O decreto é de calamidade, de fato, para produtores e servidores

Resenha


O decreto é de calamidade, de fato, para produtores e servidores

Fonte: Da Redação NMT
SHARE
Foto - Arquivo/OD

Para quem ainda não entendeu do que se trata efetivamente o decreto de calamidade financeira, assinado nesta semana pelo governador de Mato Grosso, Mauro Mendes (DEM), na prática funcionará como uma espécie de salvo-conduto administrativo para que o novo gestor não seja obrigado a cumprir com diversos compromissos, sobretudo com o funcionalismo, lhe dando margem para conquistar novos caminhos de arrecadação em descumprimento de obrigatoriedades fiscais. Respingando na esfera política, Mauro ganha força para propor e avançar com medidas drásticas e polêmicas, como a famigerada taxação do agronegócio.

Pelo que se nota, independente da crise ser do tamanho que a pintam ou não, a tal calamidade parece ser um grande negócio para qualquer governador. Mauro Mendes argumenta que a previsão para o ano é gastar muito mais do que se tem de projeção de entrada de dinheiro, o que talvez só seja diferente no estado de São Paulo e alguma outra raridade em solo nacional. Ele ainda argumenta uma dívida de R$ 4 bilhões deixada por Taques, que na verdade nunca foi apresentada em detalhes à população. A grande verdade é que o governador não poderia ter feito nada melhor para aumentar ainda mais sua autonomia e validar seu potencial “carrasco” em seus primeiros meses do que esse tal decreto.
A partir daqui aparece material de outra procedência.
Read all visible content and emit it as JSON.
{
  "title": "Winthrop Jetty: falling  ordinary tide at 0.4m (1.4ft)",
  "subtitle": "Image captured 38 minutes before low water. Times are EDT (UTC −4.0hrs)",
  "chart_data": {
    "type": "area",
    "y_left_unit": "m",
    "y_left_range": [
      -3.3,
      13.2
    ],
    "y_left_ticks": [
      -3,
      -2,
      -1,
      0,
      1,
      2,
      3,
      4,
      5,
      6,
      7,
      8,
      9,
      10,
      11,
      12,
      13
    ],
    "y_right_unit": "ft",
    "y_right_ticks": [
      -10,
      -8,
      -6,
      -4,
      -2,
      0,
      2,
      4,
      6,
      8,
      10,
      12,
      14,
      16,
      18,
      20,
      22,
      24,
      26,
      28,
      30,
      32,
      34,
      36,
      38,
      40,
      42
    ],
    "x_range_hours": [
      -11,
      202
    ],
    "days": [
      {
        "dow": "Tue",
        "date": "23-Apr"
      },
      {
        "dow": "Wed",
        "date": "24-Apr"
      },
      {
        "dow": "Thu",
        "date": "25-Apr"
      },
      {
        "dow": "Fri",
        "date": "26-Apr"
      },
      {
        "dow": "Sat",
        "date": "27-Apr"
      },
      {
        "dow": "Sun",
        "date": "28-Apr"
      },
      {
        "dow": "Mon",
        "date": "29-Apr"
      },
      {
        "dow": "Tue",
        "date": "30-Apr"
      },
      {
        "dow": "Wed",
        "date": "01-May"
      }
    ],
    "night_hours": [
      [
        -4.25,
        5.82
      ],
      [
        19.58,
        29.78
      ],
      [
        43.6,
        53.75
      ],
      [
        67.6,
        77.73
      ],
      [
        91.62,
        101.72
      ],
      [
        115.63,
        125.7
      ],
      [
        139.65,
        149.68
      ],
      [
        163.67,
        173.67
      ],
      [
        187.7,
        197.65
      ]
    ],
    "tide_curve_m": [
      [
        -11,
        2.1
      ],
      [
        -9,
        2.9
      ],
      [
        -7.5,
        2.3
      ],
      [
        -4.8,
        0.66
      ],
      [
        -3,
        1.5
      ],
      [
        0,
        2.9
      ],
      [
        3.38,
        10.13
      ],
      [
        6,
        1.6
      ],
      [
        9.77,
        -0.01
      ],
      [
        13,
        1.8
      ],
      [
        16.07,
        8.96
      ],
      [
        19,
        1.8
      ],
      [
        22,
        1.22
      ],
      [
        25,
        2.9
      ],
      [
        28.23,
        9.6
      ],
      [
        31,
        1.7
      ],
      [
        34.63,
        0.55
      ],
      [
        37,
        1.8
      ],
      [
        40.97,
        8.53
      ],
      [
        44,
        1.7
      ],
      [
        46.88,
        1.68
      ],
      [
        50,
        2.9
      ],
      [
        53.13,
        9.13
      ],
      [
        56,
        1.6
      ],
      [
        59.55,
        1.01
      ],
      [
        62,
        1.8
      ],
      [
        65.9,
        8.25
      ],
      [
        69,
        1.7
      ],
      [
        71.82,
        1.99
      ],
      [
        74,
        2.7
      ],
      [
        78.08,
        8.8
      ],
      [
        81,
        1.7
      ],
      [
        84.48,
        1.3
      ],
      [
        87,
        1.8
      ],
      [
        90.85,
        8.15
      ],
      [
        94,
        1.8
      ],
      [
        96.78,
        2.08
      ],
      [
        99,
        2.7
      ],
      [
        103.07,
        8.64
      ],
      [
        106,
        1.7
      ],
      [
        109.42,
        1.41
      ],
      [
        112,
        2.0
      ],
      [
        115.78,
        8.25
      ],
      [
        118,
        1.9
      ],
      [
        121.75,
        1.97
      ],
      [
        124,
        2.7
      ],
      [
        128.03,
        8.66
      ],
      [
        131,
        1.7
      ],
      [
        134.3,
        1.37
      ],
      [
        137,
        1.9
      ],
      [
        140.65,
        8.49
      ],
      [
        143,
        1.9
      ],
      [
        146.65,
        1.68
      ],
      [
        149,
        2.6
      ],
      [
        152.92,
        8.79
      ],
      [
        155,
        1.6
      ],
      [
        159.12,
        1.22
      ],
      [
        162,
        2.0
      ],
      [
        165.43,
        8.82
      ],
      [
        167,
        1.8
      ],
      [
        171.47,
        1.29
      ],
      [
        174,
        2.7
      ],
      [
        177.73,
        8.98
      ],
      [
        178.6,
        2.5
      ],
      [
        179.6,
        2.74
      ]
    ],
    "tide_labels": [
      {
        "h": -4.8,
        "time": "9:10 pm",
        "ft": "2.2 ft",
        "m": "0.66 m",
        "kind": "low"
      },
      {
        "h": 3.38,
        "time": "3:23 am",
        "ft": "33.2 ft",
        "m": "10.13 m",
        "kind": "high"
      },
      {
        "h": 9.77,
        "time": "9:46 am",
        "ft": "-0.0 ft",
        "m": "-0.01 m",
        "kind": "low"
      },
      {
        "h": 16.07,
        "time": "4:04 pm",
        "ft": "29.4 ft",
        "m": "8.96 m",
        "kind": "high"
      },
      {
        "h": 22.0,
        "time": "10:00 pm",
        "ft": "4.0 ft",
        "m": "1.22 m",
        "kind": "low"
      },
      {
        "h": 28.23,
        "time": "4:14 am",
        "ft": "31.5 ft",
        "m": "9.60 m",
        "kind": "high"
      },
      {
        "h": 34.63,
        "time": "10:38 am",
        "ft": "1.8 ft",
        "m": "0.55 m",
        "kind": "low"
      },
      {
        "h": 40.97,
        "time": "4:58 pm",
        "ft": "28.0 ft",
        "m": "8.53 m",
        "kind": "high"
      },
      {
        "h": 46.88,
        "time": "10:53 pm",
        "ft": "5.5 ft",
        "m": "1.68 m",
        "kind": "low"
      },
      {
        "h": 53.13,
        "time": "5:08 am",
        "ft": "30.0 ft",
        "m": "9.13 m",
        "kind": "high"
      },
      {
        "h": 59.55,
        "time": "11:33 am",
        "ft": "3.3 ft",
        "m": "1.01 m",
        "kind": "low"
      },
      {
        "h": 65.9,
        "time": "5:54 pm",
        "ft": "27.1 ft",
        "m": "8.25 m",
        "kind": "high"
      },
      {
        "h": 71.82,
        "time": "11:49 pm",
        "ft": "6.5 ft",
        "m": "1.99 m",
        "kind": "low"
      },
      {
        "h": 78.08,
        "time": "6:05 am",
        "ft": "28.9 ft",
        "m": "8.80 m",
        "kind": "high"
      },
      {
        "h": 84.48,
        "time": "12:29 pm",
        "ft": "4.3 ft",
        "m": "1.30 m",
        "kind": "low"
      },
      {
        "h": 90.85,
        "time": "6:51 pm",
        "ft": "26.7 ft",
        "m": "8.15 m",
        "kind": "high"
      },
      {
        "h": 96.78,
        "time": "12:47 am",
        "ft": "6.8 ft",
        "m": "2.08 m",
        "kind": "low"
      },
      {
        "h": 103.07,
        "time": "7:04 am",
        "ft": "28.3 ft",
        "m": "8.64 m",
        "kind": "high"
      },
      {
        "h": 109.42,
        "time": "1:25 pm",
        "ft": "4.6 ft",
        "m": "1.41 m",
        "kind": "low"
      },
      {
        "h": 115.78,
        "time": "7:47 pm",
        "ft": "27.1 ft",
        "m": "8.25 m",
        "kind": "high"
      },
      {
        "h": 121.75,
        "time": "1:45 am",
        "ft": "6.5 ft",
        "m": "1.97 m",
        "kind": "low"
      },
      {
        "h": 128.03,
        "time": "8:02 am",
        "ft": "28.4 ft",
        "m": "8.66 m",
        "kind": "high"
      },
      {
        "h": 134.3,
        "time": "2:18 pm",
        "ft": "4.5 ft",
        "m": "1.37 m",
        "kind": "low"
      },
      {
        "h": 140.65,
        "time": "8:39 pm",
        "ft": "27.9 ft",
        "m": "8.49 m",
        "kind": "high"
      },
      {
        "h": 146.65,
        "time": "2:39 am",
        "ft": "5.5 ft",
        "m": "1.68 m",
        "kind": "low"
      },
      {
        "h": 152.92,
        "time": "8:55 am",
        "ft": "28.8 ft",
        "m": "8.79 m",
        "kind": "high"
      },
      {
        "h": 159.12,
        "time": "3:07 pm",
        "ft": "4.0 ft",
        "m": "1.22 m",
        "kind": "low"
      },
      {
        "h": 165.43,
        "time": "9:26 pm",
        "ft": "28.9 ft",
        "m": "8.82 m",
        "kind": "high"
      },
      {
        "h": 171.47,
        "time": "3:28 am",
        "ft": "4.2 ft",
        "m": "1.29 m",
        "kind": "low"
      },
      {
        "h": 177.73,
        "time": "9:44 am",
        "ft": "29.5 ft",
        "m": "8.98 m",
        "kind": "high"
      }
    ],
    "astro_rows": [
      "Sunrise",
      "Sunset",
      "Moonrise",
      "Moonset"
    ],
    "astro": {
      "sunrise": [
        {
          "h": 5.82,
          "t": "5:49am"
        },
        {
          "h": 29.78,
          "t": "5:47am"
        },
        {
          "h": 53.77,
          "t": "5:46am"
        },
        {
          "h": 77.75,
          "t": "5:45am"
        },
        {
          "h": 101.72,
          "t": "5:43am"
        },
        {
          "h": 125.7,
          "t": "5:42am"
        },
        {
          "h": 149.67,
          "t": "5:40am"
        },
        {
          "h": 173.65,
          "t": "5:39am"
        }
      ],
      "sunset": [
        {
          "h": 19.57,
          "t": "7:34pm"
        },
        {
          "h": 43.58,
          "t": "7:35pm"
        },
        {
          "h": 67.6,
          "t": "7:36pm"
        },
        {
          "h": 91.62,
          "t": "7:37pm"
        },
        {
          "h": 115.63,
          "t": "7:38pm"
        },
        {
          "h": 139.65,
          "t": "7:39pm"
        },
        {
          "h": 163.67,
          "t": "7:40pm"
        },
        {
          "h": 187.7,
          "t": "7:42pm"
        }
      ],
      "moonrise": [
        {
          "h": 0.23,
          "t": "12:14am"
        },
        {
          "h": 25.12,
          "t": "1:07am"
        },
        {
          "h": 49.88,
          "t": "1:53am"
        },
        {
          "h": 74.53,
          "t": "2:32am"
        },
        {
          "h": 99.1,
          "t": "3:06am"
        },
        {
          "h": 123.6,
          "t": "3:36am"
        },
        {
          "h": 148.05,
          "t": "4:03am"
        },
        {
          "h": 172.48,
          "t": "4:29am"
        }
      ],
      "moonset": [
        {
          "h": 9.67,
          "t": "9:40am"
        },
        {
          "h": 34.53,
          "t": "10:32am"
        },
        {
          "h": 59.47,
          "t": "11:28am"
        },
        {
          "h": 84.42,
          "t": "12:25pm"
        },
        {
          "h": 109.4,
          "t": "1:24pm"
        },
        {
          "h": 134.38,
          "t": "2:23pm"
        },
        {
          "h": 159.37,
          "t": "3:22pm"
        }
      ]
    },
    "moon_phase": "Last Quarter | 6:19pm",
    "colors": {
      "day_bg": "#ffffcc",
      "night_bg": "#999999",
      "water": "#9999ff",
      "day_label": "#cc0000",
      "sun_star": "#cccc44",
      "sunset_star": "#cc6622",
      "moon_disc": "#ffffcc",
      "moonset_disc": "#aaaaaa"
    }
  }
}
Numa só tacada, caso o Mendes tenha suas intenções validadas pela Assembleia Legislativa de Mato Grosso, o governador não terá que: pagar horas-extras a ninguém que não seja da saúde e segurança; pode determinar suspensão automática de qualquer processo que esteja tramitando para revisar o Plano de Carreira dos servidores; não precisa aceitar que nenhum servidor realize qualquer tipo de curso de aperfeiçoamento fora de Cuiabá e que então gere necessidade de seu trabalho seja substituído; e o governador sequer precisará responder sobre a abertura de concurso público porque o decreto lhe vedará essa condição; além do que já foi citado, não precisará conceder o direito de “licença-prêmio”, dado a servidores de carreira depois de longos anos de trabalho, dentre várias outras situações que não parecem lhe ser nenhum problema.

De maneira estratégica, Mauro tem usado a tática de jogar a população contra o povo, no velho e maquiavélico método de dividir para governar. O gestor já ressaltou várias vezes, publicamente, que não irá aceitar a máquina pública, em suas mãos, funcionando só para pagar servidor, deixando em situação complicada, na chamada opinião pública, os trabalhadores que entregaram suas vidas em uma carreira dentro do funcionalismo mato-grossense. Os profissionais, por sua vez, não estão abaixando a cabeça e já estão chamando Mendes de “o clone”de Pedro Taques (PSDB), o que pode ser considerado um dos principais insultos da parte do segmento a algum político tamanho os desentendimentos e desgastes acumulados com o ex-governador.

Além de se desobrigar com servidores, Mauro quer o cenário perfeito para fechar empresas públicas, o que pode até ser visto com bons olhos, se bem implantada a análise de custo-benefício, além de pressionar o Governo Federal a liberar os R$ 500 milhões do Fundo de Exportação – FEX . Para muitos, porém, seu principal objetivo é conseguir engordar os cofres do estado com novos tributos a produtores rurais, que são direta e indiretamente os grandes fomentadores de emprego no estado e que certamente reduzirão seus investimentos caso acabem achatados. Não se duvida aqui até boas intenções do governador, mas suas primeiras ações de governo mostram que o sangue que trouxe nos olhos para contribuir com Mato Grosso está tanto que prejudica até sua visão para enxergar que está tratando com pessoas, não cabeças de gado ou árvores.

Mendes está agindo, muito provavelmente, da maneira que fez com suas empresas, várias em recuperação judicial nos últimos anos, e assim retirou boa parte delas da iminente falência que muitas se aproximavam. Só que iniciativa privada é iniciativa privada e para começar lá ele era o dono, o que não é o caso de Mato Grosso. Em suas empresas, Mauro escolheu preterir direitos trabalhistas de seus servidores para fazer caixa, no poder público a coisa não é bem assim. O atual governador não precisa olhar tão distante para notar que quem começa tendo muita carta branca, como é também seu caso, pode facilmente acabar com um grande cartão vermelho. Na política, as mãos que te levantam fazem parte do mesmo corpo que te passa o pé.